Having used the showcase for a bit now, I'm just not that impressed. I thought it was nice when I first saw it, but for those of you who are having trouble, just set up a favorites list.


----------



## garypen (Feb 1, 2004)

Bogey62 said:


> Not a slam, just an observation...
> 
> It shows you as registering on Feb 1st 2004 and that you have made 1,480 posts thus far! That is an average of 7.4 posts per day EVERY DAY. Amazing.


I'm a pretty amazing guy. (I tell myself that 7.4 times per day, as well.)


----------



## Bogey62 (Dec 1, 2002)

garypen said:


> I'm a pretty amazing guy. (I tell myself that 7.4 times per day, as well.)


Well, that wasn't quite the word I was searching for. 

When do you find time to do anything else?


----------



## James Long (Apr 17, 2003)

garypen said:


> I'm a pretty amazing guy. (I tell myself that 7.4 times per day, as well.)


Since nobody else will ... 

At least they updated the highlights channel today to show yesterday's highlight loop. I do wish they would give more information on when certain sports would be on the coverage. I want to see USA women swimmers get a gold in the 4x200m and I keep seing guys doing gymnastics. I flip away from the gymnastics and end up missing some swimming too. I'm about ready to set up a second TV to show me what I might be missing.

Hopefully I have not missed that gold medal win.

JL


----------



## James Long (Apr 17, 2003)

justalurker said:


> Hopefully I have not missed that gold medal win.

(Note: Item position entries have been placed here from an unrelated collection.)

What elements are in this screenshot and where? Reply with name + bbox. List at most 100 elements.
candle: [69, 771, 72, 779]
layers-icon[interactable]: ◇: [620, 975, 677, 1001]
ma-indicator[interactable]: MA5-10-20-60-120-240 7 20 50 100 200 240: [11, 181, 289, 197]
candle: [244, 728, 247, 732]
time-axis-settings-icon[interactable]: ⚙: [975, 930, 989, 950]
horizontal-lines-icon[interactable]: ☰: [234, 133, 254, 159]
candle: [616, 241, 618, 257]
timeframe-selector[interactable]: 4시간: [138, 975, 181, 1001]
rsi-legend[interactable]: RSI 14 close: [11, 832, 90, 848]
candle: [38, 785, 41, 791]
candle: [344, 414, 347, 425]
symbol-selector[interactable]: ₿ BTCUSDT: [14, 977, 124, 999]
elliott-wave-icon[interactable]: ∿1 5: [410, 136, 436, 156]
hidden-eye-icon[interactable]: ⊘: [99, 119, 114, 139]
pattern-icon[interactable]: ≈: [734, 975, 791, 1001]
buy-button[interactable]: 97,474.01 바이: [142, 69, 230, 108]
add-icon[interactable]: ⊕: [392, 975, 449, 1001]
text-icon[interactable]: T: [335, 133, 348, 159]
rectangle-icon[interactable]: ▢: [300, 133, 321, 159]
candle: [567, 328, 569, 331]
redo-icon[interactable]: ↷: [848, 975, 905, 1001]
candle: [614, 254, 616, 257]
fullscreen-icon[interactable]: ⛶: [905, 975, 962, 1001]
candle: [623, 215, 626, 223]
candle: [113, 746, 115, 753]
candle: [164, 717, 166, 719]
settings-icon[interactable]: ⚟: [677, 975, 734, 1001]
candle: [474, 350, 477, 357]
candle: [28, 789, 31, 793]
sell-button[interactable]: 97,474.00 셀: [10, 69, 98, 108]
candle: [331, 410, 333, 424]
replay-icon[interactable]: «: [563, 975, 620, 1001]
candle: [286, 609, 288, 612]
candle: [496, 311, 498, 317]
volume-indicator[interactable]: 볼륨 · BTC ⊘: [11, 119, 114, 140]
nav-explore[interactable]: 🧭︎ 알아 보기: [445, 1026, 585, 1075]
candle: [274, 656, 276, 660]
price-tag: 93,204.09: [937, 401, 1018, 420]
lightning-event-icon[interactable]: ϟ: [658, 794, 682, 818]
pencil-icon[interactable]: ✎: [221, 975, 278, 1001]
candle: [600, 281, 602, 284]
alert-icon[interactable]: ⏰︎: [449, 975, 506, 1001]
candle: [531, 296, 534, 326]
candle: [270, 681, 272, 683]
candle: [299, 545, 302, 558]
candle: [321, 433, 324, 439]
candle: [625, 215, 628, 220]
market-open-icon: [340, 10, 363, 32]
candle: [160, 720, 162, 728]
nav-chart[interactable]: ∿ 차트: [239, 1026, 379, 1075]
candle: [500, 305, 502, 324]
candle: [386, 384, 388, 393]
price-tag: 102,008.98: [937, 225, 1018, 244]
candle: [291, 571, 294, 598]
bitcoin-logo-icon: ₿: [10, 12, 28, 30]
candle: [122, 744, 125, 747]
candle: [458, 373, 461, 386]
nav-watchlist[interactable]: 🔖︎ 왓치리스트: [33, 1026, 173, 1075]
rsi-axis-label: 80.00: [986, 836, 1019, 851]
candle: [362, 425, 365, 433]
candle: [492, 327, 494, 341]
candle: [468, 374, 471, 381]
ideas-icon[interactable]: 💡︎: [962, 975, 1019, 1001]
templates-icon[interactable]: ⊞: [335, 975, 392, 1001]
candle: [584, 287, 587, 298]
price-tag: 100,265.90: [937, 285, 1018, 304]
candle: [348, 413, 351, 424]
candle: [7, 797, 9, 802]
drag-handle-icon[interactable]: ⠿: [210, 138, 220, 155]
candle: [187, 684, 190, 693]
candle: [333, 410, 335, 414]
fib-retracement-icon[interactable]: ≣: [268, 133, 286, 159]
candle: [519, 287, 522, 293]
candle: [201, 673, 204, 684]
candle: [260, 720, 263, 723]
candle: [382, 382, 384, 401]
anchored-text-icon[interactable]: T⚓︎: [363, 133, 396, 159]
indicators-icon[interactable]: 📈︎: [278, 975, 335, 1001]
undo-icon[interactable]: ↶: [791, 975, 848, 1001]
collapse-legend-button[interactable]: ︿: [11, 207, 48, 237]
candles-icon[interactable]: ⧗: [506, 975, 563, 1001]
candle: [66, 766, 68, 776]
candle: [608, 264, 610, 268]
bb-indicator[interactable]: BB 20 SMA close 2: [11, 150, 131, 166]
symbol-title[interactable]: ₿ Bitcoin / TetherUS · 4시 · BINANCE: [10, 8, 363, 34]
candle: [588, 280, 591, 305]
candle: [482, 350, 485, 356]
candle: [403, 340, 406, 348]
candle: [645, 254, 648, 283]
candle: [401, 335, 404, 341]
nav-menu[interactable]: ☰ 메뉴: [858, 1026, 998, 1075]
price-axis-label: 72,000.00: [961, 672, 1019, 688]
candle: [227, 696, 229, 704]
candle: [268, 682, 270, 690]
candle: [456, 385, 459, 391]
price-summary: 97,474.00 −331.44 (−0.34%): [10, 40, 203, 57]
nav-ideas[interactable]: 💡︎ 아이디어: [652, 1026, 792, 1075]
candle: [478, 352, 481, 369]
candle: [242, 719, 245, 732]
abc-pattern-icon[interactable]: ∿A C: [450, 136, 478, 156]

And there it was. Just in time. Back to other programming. 

JL


----------



## Bogey62 (Dec 1, 2002)

justalurker said:


> Since nobody else will ...
> 
> At least they updated the highlights channel today to show yesterday's highlight loop. I do wish they would give more information on when certain sports would be on the coverage. I want to see USA women swimmers get a gold in the 4x200m and I keep seing guys doing gymnastics. I flip away from the gymnastics and end up missing some swimming too. I'm about ready to set up a second TV to show me what I might be missing.
> 
> ...


My wife and I went to the NBC web site and made a speadsheet with the day/time of the events we want to see. It's a bit of work, but well worth it if you really want to see certain events.


----------



## garypen (Feb 1, 2004)

Bogey62 said:


> When do you find time to do anything else?


Hmmm. Let's see. 7.4 posts x 20 seconds per post = 148 seconds or 2 minutes 28 seconds. Gosh. You're ight. Where do I find the time? :nono2:


----------



## Bogey62 (Dec 1, 2002)

garypen said:


> Hmmm. Let's see. 7.4 posts x 20 seconds per post = 148 seconds or 2 minutes 28 seconds. Gosh. You're ight. Where do I find the time? :nono2:


Some of your posts are quite long, have you ever considered trying for the Guiness World Record for speed typing?


----------



## garypen (Feb 1, 2004)

Bogey62 said:


> Some of your posts are quite long,


I usually only hear that about one particular post. But, it's not the size that counts.


----------



## Bogey62 (Dec 1, 2002)

garypen said:


> I usually only hear that about one particular post. But, it's not the size that counts.


I'm not touching that one.


----------



## garypen (Feb 1, 2004)

That's not what she said.


----------



## James Long (Apr 17, 2003)

garypen said:


> Hmmm. Let's see. 7.4 posts x 20 seconds per post = 148 seconds or 2 minutes 28 seconds. Gosh. You're ight. Where do I find the time? :nono2:


This post took 55 seconds out of my life. Guess it makes it easier when there is no content to think about. 

(Actually 2 minutes, to correct spelling.)

JL


----------



## garypen (Feb 1, 2004)

55 seconds? This might be a good week to give up sniffing glue.


----------



## Bogey62 (Dec 1, 2002)

garypen said:


> 55 seconds? This might be a good week to give up sniffing glue.


I find the 2 minutes to correct spelling to be the most amazing part.


----------



## garypen (Feb 1, 2004)

Your such a prefticionst.


----------



## James Long (Apr 17, 2003)

garypen said:


> Your such a prefticionst.


No, just honest.

It took 30 seconds to get to this line. There is a certain amount of overhead in reading a post and making the decision to respond, which is not included in that 30 seconds (although in this case, it didn't take long to read your message).

From the moment one clicks REPLY to the moment one clicks SUBMIT REPLY takes a non-zero length of time. Even if giving a trite response like yours.

I'm just being honest about the time it ACTUALLY TAKES to make a reply. You have decided not to be honest. 

JL


----------



## garypen (Feb 1, 2004)

I'm a liar. Just say it. C'mon. You know you wanna.


----------



## Nick (Apr 23, 2002)

*?* :shrug:


----------